MILWAUKEE – A survey of EPA data conducted by Media Trackers points to significant Clean Water Act violations on the part of the Bad River Band of Lake Superior Chippewa. EPA officials confirmed to Media Trackers that a wastewater treatment facility operated by the Bad River Band, and permitted to discharge treated wastewater into the Bad River, has a long history of violating the Clean Water Act.
A New York Times investigative study in 2009 found that the top violator of the Clean Water Act in Wisconsin was the Bad River Band’s wastewater treatment facility.
An EPA-issued permit to the wastewater treatment plant specifies pollutant levels that must be adhered to in order for the facility to comply with the Clean Water Act.

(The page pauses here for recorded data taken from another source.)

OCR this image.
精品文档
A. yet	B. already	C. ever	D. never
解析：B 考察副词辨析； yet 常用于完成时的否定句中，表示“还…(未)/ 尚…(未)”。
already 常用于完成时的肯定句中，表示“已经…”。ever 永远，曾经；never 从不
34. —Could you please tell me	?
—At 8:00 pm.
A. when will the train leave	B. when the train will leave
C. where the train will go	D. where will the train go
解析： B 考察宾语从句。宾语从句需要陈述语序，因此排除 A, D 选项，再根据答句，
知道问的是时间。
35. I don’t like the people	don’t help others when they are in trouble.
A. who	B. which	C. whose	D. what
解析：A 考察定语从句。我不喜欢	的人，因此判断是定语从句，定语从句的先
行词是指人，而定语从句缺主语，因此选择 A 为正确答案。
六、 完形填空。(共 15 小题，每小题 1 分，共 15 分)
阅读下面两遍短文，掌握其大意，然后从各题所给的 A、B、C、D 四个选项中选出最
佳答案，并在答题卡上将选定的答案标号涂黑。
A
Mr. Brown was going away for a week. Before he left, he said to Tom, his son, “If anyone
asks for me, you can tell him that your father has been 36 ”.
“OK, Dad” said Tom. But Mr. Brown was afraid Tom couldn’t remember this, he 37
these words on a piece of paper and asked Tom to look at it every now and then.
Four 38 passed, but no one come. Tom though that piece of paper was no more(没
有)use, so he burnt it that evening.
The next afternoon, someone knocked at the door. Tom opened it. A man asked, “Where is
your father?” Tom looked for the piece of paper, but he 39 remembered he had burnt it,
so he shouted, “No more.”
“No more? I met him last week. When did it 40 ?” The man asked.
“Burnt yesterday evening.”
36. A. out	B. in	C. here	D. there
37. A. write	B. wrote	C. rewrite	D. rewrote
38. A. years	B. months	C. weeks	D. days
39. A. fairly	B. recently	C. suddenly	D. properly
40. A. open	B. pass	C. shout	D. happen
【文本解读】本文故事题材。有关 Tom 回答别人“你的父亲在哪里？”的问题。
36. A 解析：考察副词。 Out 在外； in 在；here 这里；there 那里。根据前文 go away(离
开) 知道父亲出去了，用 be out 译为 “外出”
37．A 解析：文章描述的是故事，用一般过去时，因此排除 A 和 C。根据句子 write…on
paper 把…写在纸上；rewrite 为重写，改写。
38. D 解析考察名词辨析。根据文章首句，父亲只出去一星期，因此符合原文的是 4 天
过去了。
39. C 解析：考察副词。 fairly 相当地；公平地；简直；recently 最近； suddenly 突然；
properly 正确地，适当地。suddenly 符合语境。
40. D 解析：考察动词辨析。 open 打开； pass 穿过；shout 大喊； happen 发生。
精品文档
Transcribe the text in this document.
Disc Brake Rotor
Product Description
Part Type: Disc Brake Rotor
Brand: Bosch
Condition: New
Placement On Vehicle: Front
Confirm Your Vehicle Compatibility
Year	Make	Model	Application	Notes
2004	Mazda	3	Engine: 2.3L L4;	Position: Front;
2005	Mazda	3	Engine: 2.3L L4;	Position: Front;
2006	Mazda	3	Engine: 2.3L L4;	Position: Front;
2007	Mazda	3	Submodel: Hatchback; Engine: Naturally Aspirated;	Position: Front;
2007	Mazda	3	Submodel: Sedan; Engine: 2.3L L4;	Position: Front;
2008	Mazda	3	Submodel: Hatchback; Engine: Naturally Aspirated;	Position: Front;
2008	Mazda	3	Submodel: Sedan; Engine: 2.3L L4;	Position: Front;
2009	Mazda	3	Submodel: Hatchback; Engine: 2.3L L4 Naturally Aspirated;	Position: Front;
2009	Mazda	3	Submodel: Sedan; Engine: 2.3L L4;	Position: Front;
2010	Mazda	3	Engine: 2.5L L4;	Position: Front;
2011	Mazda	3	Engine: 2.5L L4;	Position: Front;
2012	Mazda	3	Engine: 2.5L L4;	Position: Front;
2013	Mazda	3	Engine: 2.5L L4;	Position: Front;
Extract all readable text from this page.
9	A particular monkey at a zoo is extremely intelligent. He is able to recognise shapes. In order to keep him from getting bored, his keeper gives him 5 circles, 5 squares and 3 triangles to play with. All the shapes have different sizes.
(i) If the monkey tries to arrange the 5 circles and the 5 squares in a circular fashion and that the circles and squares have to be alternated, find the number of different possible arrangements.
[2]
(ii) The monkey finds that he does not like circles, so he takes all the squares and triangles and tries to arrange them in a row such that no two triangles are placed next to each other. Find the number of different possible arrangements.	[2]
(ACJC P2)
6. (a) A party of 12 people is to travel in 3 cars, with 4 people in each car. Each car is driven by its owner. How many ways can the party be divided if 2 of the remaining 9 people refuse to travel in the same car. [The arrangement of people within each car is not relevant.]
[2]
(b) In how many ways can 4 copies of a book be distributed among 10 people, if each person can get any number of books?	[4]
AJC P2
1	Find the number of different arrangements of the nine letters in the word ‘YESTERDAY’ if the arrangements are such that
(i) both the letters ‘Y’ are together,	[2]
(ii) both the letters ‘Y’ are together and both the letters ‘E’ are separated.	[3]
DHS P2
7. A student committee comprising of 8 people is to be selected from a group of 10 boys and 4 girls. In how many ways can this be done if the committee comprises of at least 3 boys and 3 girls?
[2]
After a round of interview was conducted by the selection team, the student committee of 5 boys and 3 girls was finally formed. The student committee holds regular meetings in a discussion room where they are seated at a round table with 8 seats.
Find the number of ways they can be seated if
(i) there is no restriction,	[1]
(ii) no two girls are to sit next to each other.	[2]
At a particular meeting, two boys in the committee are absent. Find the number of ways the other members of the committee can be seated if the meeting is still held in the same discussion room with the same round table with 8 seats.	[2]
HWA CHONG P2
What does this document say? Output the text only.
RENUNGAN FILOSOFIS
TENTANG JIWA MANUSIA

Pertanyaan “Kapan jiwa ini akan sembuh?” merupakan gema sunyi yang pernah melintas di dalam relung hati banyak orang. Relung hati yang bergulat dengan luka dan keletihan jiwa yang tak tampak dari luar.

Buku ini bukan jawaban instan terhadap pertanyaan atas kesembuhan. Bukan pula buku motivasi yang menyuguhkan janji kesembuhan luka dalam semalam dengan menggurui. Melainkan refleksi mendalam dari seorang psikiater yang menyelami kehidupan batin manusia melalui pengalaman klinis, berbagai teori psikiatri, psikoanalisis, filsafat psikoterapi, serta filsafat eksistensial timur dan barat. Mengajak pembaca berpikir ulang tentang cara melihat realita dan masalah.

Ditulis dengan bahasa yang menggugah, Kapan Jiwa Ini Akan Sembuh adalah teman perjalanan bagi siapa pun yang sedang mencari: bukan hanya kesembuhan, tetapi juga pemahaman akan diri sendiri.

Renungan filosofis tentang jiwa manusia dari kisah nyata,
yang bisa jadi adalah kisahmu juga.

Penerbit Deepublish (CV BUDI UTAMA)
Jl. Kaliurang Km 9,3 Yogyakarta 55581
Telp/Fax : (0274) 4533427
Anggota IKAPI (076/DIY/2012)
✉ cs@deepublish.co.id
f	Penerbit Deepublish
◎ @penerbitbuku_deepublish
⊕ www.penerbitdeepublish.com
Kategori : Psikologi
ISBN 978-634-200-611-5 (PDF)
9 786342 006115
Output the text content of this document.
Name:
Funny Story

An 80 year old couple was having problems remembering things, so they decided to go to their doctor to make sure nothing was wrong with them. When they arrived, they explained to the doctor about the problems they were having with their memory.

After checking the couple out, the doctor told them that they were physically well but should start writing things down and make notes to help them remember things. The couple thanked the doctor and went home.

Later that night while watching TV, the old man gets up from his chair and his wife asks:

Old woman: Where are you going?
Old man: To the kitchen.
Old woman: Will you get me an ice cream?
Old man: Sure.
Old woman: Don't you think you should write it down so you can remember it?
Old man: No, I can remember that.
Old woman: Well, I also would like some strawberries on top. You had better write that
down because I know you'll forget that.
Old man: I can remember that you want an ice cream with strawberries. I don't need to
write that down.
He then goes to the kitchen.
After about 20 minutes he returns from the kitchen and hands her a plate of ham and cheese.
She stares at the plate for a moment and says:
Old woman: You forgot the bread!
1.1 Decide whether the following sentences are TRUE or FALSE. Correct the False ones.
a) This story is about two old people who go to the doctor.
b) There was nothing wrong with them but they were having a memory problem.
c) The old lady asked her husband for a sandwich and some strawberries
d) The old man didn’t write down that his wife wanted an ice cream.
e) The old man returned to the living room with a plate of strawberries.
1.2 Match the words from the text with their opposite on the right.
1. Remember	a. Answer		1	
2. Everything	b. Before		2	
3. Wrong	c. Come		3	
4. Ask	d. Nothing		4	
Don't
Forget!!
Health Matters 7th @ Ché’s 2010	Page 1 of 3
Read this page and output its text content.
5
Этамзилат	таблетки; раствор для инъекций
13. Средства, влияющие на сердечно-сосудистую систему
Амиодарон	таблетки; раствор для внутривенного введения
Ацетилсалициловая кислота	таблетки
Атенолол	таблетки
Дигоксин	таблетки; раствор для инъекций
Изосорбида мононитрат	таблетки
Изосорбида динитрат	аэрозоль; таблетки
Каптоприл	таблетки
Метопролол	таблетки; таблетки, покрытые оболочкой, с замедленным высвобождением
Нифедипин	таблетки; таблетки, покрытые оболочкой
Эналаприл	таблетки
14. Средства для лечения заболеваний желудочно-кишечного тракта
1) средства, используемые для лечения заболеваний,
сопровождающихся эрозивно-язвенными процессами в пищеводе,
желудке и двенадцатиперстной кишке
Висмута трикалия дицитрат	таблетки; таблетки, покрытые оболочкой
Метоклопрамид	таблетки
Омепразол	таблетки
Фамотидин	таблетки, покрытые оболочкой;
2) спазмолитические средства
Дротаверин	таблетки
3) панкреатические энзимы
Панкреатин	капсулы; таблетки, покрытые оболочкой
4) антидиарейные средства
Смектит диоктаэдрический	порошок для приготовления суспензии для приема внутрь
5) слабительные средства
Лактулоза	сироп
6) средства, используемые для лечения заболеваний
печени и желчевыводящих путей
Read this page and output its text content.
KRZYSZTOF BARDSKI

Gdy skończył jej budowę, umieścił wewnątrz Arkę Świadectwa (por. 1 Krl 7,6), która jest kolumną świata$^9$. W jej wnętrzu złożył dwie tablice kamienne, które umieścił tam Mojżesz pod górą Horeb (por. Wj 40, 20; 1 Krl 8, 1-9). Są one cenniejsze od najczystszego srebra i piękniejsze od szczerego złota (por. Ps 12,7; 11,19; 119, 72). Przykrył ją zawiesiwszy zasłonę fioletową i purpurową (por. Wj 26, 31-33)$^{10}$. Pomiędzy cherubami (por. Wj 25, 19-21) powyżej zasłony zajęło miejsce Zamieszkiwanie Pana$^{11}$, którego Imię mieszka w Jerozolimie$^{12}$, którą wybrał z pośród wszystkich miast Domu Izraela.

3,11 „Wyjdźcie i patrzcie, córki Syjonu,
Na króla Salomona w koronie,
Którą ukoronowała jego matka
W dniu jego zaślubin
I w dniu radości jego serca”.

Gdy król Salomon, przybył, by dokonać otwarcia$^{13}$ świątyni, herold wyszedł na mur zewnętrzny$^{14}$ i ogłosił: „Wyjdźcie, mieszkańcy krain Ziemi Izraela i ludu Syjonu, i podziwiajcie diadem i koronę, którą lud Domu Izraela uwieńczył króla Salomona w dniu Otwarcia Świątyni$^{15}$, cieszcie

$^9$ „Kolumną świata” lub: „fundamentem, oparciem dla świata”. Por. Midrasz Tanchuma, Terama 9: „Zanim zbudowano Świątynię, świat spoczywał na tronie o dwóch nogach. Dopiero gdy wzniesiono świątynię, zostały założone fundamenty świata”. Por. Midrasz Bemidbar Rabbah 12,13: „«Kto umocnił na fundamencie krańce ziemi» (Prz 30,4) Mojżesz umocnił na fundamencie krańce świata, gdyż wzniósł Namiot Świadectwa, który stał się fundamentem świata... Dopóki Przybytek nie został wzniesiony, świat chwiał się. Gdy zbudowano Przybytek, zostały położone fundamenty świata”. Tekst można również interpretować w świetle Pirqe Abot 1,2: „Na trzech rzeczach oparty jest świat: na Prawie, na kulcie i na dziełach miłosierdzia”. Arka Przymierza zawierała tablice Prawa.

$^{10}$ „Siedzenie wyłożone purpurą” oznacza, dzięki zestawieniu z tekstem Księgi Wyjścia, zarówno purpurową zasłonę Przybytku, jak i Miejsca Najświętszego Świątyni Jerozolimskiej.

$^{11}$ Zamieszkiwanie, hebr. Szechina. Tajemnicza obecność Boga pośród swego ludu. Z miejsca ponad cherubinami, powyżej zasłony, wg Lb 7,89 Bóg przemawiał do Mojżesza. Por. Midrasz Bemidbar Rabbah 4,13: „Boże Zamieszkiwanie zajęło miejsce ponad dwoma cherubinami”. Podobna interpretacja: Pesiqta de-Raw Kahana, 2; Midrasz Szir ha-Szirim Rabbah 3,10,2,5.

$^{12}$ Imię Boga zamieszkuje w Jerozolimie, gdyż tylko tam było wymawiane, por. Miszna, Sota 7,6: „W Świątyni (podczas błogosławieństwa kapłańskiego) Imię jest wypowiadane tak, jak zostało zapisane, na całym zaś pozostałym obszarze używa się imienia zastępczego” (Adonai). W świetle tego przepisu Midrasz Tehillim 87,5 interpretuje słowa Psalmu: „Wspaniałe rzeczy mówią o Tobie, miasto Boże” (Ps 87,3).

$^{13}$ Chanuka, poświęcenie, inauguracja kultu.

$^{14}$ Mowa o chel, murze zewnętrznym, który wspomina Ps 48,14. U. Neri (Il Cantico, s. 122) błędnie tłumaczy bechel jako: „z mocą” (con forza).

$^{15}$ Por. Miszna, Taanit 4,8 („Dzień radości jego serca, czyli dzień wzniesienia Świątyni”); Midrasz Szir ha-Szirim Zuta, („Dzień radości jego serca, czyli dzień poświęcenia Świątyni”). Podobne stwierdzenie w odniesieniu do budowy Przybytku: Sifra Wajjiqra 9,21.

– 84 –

At times the violation of this permit has become severe enough that the EPA designated certain discharges of pollutants to be “significant non-compliance.” Violations center on E. coli, phosphate, and suspended solids discharge levels.
E. coli levels in wastewater pumped by the Bad River Band into the ecosystem have run as high as 5,400% in excess of EPA mandated levels. Phosphate discharges have been has high as 5 times the allowable limit, and suspended solids discharges have also exceeded permitted limits.
“The actions of the Bad River Band undermine their outspoken concern about clean water in northern Wisconsin,” said Brian Sikma, communications director for Media Trackers. “Throughout recent policy debates, the Bad River Band has said that the water of the north is essential to their way of live. If that is true, then they need to explain why they are repeatedly violating EPA standards and discharging excessive levels of pollutants upstream from their wild rice beds.”
Reporters and media outlets interested in this story may review EPA documents and links to EPA reports on the Media Trackers website. As well, perspective from the other side might possibly be obtained at a Native American-themed protests about clean water taking place in Madison this afternoon.